Aan de telefoon
- Met Marjoke van der Giezen.
- Dag Moep, met Herman.
-...Met wie zegt u?
- Met Herman Ruitenbeek. Dag Marjook.
- Hee Herman! Ja, nu hoor ik 't pas. Hoe gaat 't met jóu?
- Gaat wel. Goed, zuilen we maar zeggen.
- Fijn. Goh, Herman, dat is 'n tijd geleden.
- Ja, tien jaar om precies te zijn. En ineens dacht ik aan je. Vandaar dat ik bel. Vind je niet gek?
- Tien jaar alweer, jeetje. Wat kan er veel gebeuren, hè, in tien jaar.

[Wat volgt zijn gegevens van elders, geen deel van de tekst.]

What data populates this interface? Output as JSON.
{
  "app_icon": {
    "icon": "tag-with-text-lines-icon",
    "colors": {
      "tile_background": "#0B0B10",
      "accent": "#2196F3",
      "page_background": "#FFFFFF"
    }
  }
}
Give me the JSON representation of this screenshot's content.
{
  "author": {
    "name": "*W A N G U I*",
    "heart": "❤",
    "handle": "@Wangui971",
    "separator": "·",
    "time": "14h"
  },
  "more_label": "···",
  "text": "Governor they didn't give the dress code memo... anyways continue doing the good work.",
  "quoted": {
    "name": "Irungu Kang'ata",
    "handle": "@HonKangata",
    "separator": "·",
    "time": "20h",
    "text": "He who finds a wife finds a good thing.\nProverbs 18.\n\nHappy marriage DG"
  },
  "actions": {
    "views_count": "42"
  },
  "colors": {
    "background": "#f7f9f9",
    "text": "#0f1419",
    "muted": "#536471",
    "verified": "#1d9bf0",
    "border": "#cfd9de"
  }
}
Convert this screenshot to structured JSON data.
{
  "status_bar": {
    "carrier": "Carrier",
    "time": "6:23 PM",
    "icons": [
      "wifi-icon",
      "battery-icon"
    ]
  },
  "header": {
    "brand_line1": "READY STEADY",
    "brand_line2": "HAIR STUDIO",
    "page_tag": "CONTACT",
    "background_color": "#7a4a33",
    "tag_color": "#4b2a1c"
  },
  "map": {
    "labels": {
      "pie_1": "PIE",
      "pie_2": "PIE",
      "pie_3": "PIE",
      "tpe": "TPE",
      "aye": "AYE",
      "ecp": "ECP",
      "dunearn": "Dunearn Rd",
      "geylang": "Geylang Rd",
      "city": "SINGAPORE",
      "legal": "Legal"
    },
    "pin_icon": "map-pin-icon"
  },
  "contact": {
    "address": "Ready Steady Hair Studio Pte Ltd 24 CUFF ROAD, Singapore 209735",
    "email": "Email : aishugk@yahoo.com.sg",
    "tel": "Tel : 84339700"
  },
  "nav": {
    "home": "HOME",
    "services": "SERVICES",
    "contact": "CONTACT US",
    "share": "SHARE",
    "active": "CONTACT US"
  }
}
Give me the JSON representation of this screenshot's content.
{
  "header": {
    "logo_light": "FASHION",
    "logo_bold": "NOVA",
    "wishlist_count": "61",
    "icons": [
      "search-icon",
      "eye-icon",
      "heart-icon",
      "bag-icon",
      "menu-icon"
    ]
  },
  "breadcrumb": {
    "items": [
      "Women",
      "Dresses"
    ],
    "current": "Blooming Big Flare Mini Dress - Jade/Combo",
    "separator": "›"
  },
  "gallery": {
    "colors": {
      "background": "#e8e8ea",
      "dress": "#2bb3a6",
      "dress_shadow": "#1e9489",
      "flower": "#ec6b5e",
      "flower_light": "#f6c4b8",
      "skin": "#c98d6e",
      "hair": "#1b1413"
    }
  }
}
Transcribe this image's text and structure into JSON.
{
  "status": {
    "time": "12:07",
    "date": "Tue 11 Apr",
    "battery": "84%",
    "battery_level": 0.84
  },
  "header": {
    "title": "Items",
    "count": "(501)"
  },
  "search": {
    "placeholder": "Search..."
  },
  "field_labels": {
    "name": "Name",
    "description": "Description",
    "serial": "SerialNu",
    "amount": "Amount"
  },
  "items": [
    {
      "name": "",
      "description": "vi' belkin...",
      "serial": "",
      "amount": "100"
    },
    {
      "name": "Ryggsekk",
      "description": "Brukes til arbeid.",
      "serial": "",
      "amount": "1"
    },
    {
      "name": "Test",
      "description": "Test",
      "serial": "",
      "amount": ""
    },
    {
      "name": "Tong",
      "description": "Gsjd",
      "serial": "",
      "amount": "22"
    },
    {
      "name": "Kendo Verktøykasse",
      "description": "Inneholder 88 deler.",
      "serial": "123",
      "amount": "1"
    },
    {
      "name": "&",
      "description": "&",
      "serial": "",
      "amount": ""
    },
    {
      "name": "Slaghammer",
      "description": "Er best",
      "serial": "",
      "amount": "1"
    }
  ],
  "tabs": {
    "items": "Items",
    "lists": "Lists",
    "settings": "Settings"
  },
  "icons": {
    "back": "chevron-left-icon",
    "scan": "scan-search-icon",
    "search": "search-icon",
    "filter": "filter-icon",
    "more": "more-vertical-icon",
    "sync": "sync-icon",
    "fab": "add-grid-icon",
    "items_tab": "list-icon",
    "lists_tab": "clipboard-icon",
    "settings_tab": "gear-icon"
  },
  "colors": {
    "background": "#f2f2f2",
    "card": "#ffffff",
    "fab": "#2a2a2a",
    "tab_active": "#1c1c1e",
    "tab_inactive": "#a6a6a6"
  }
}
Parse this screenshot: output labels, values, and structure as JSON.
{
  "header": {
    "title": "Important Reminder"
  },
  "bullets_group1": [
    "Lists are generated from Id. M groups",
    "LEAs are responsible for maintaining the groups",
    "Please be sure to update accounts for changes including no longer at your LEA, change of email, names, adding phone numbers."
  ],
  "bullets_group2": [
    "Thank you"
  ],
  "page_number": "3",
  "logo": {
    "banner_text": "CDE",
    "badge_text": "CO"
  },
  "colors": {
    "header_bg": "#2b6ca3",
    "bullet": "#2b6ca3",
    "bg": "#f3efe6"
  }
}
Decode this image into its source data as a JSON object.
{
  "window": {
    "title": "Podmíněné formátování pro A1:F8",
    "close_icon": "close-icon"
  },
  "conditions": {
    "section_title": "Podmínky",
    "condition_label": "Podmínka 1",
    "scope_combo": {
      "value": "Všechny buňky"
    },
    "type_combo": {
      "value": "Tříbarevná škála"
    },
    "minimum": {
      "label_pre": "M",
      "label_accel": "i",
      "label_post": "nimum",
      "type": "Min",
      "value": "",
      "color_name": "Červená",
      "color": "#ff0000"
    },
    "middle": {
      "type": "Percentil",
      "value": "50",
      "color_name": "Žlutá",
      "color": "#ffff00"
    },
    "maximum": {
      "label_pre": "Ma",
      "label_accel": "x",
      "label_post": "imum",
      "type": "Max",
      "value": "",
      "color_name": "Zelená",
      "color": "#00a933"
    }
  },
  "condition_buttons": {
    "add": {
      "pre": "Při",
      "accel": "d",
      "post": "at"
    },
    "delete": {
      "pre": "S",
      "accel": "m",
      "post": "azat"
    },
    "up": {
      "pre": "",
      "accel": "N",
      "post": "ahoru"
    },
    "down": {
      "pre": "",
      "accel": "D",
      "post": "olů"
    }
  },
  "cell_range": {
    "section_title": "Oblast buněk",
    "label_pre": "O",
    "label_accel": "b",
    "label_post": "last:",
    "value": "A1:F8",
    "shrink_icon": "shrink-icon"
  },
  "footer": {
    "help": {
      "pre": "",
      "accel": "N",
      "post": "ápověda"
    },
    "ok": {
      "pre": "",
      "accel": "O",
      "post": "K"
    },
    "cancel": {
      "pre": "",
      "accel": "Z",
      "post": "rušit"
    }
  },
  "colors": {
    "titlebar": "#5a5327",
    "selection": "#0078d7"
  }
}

- Niet alleen vandaag, hoor. Wel 's vaker, dat ik aan je denk. Maar nu dacht ik: ik wil haar hóren ook. Dus ben ik achter je nummer aangegaan. Vind je toch niet gek?
- Nee hoor. Vind ik wel leuk.
- Goed om je stem te horen. Weet je 't nog, Marjook, dat kleine kamertje zonder ramen, met dat opklapbed en die pertroleumkachel?
- Ja, verdomd, ik zie 't weer zo'n beetje voor me. Daar kookten we ook op, hè, op die kachel?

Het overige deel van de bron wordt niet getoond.